CLINICAL CHARACTERISTICS AND NATURAL HISTORY OF RHO-ASSOCIATED RETINITIS PIGMENTOSA: A Long-Term Follow-Up Study

XTA Nguyen, M Talib, C Van Cauwenbergh, MJ van Schooneveld, M Fiocco, J Wijnholds, JB Brink, RJ Florijn, NE Schalij-Delfos, G Dagnelie, MM van Genderen, E De Baere, Magda Smoor, J de Zaeytijd, I Balikova, Alberta Thiadens, CB Hoyng, Caroline Klaver, LI van den Born, A BergenBP Leroy, CJF Boon

Research output: Contribution to journalArticleAcademic

10 Citations (Scopus)

Abstract

PURPOSE: To investigate the natural history of RHO-associated retinitis pigmentosa (RP). METHODS: A multicenter, medical chart review of 100 patients with autosomal dominant RHO-associated RP. RESULTS: Based on visual fields, time-to-event analysis revealed median ages of 52 and 79 years to reach low vision (central visual field <20°) and blindness (central visual field <10°), respectively. For the best-corrected visual acuity (BCVA), the median age to reach mild impairment (20/67 ≤ BCVA < 20/40) was 72 years, whereas this could not be computed for lower acuities. Disease progression was significantly faster in patients with a generalized RP phenotype (n = 75; 75%) than that in patients with a sector RP phenotype (n = 25; 25%), in terms of decline rates of the BCVA (P < 0.001) and V4e retinal seeing areas (P < 0.005).
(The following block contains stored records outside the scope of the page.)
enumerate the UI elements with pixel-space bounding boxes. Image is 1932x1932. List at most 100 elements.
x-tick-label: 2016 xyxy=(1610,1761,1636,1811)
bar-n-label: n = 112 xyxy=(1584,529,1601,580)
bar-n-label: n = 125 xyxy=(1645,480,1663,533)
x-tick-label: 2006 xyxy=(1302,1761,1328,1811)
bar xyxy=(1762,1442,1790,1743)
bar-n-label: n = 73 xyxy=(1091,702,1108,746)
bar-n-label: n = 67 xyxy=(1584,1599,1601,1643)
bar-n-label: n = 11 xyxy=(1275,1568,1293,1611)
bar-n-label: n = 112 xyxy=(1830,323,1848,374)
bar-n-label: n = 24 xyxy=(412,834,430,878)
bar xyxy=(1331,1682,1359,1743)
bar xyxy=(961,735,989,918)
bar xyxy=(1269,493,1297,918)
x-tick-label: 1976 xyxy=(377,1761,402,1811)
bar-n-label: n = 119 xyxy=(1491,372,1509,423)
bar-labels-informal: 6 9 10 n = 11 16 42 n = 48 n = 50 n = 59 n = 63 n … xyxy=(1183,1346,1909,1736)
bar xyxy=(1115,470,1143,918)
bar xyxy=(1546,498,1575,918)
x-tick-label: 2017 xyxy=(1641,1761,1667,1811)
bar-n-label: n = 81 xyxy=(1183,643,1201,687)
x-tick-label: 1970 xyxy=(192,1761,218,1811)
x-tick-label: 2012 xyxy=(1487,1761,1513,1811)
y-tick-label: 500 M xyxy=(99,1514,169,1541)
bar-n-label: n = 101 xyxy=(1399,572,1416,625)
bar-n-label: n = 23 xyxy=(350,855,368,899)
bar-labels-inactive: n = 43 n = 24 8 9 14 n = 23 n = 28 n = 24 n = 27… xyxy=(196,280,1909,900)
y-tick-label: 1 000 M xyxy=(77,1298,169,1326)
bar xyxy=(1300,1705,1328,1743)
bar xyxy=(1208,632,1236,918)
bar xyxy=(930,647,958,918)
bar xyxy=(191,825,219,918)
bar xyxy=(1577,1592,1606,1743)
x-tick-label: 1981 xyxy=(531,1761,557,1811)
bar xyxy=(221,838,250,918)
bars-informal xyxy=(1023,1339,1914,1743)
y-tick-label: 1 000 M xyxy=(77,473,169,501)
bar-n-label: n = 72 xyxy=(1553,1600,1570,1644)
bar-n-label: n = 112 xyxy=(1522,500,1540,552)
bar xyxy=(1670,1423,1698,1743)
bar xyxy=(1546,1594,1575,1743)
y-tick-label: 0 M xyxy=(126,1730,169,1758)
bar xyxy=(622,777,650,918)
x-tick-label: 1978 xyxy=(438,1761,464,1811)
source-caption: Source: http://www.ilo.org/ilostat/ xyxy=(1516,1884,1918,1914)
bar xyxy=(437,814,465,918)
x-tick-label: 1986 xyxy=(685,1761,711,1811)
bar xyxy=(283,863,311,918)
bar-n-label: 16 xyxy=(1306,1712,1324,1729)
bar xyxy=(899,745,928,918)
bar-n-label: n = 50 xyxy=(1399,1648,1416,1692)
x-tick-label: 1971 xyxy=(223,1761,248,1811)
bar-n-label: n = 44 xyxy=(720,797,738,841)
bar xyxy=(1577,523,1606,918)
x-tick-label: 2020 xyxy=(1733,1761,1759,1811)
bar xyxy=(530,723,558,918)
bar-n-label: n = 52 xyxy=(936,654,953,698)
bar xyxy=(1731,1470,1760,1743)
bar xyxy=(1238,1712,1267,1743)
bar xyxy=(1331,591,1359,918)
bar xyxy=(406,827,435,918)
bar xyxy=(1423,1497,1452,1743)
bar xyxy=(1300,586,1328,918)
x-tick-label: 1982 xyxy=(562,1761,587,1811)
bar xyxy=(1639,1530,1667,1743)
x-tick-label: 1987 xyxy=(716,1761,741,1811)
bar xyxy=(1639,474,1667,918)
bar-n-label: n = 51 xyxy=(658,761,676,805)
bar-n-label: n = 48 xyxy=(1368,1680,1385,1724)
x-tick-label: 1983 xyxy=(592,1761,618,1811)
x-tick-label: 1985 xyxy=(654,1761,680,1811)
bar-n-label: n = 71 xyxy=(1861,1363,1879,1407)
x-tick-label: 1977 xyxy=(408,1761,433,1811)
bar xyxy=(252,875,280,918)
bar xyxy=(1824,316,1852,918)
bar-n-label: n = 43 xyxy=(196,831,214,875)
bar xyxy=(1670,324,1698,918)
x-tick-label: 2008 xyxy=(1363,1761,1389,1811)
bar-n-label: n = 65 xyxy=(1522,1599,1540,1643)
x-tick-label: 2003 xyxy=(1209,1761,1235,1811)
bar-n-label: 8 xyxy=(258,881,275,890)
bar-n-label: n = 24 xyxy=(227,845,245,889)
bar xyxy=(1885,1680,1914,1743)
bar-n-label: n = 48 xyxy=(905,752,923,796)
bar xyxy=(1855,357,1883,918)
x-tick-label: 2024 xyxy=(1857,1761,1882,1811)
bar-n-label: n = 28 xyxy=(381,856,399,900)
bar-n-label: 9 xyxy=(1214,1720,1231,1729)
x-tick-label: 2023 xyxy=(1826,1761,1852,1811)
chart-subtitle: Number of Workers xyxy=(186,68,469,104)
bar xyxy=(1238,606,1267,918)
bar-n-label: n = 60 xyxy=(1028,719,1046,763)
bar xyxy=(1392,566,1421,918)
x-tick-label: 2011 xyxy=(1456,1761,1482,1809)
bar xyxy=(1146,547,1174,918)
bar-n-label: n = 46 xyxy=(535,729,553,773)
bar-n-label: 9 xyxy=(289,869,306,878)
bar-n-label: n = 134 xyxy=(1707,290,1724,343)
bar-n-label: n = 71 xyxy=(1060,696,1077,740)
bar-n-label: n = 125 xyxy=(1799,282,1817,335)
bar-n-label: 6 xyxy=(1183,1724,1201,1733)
The foveal thickness of the photoreceptor-retinal pigment epithelium (PR + RPE) complex correlated significantly with BCVA (Spearman's ρ = 0.733; P < 0.001). CONCLUSION: Based on central visual fields, the optimal window of intervention for RHO-associated RP is before the 5th decade of life. Significant differences in disease progression are present between generalized and sector RP phenotypes. Our findings suggest that the PR + RPE complex is a potential surrogate endpoint for the BCVA in future studies.

Original languageEnglish
Pages (from-to)213-223
Number of pages11
JournalRetina (Philadelphia, Pa )
Volume41
Issue number1
DOIs
Publication statusPublished - 2021

Bibliographical note

Publisher Copyright:
Copyright © 2020 The Author(s). Published by Wolters Kluwer Health, Inc. on behalf of the Opthalmic Communications Society, Inc.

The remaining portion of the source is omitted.